Liontrust offers a Stocks and Shares ISA that can be invested into our fund ranges, allowing investors to invest in a wide range of funds with different processes.
It is possible to invest a maximum of £20,000 into the Liontrust Stocks and Shares ISA for the tax year ending April 2025, providing it is the only ISA opened by an investor in the tax year. Investment monies must come from an account in the investor’s own name, rather than from a third party.
There are no initial set-up fees for opening or maintaining a Liontrust ISA. Any ongoing annual management charge (AMC) fees applied are for investments in the underlying Liontrust funds and these fees will be clearly documented in associated Liontrust product literature.
Opening a Liontrust ISA
Please complete the application form to open a Liontrust Stocks and Shares ISA. You can transfer both stocks and shares ISAs and cash ISAs from another provider to a Liontrust Stocks and Shares ISA by completing an ISA Transfer Form. We do not offer a cash ISA.
Please remember to read the relevant Key Investor Information Document (KIID) before opening a Liontrust Stocks and Shares ISA or transferring an ISA to us from another provider.
You can read the ISA Terms & Conditions here.
We recommend that if you have any doubts about the suitability of an investment, you should consult a professional adviser. This should not be construed as advice for investment in any product or security mentioned, or a solicitation to purchase securities in any company or investment product.
Please note, Liontrust does not have a cash holding facility for any of its products so all monies deposited will remain fully invested at all times. You will not be able to redeem and hold cash within this account.
Additional Permitted Subscription (APS) ISA allowance
Since December 2014, an additional ISA allowance has been available to investors following the death of a spouse or civil partner.
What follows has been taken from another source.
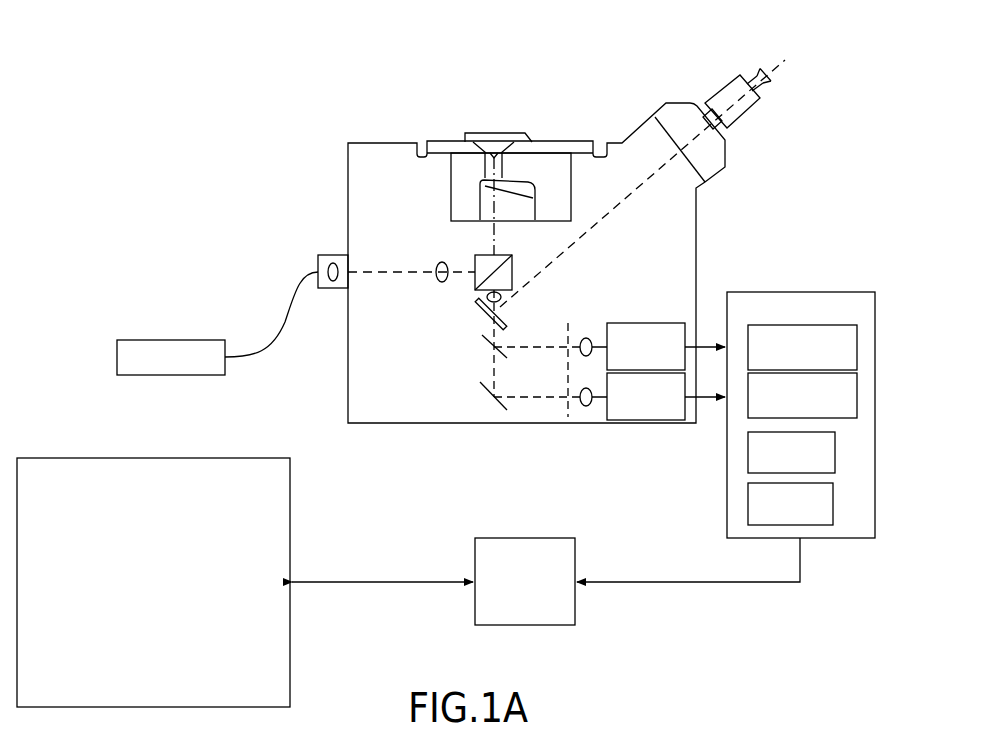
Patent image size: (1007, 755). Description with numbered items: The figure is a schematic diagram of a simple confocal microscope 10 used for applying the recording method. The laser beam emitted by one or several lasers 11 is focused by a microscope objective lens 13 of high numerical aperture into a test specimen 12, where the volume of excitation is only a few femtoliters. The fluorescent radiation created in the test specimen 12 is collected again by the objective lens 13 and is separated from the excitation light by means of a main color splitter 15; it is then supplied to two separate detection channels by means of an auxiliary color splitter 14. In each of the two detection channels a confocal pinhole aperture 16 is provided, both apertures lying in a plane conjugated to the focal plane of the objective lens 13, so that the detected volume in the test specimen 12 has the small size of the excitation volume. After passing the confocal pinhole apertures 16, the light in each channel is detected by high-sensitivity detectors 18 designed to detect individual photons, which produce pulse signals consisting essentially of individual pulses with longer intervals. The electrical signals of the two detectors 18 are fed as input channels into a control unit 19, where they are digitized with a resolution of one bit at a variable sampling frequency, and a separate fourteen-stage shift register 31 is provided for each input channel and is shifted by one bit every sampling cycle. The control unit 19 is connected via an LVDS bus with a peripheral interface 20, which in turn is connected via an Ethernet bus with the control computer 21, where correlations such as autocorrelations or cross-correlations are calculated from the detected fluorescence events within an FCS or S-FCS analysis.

The APS allows the bereaved partner to effectively inherit funds accumulated in their spouse or partner’s ISA, into their own ISA, on top of the standard allowance.
If the partner died after 3 December 2014 and before 6 April 2018, the APS is equal to the value of the ISA on the date of their death. This means that if an investor’s spouse or partner had £30,000 in their ISA at death, this would be the APS and the investor could effectively contribute £50,000 into their ISA for that tax year, free of tax.
Where a spouse or partner died on or after 6 April 2018, the APS allowance is either the value of the ISA at the point of death or the value of the ISA when the account is closed and all funds withdrawn, whichever is the highest value.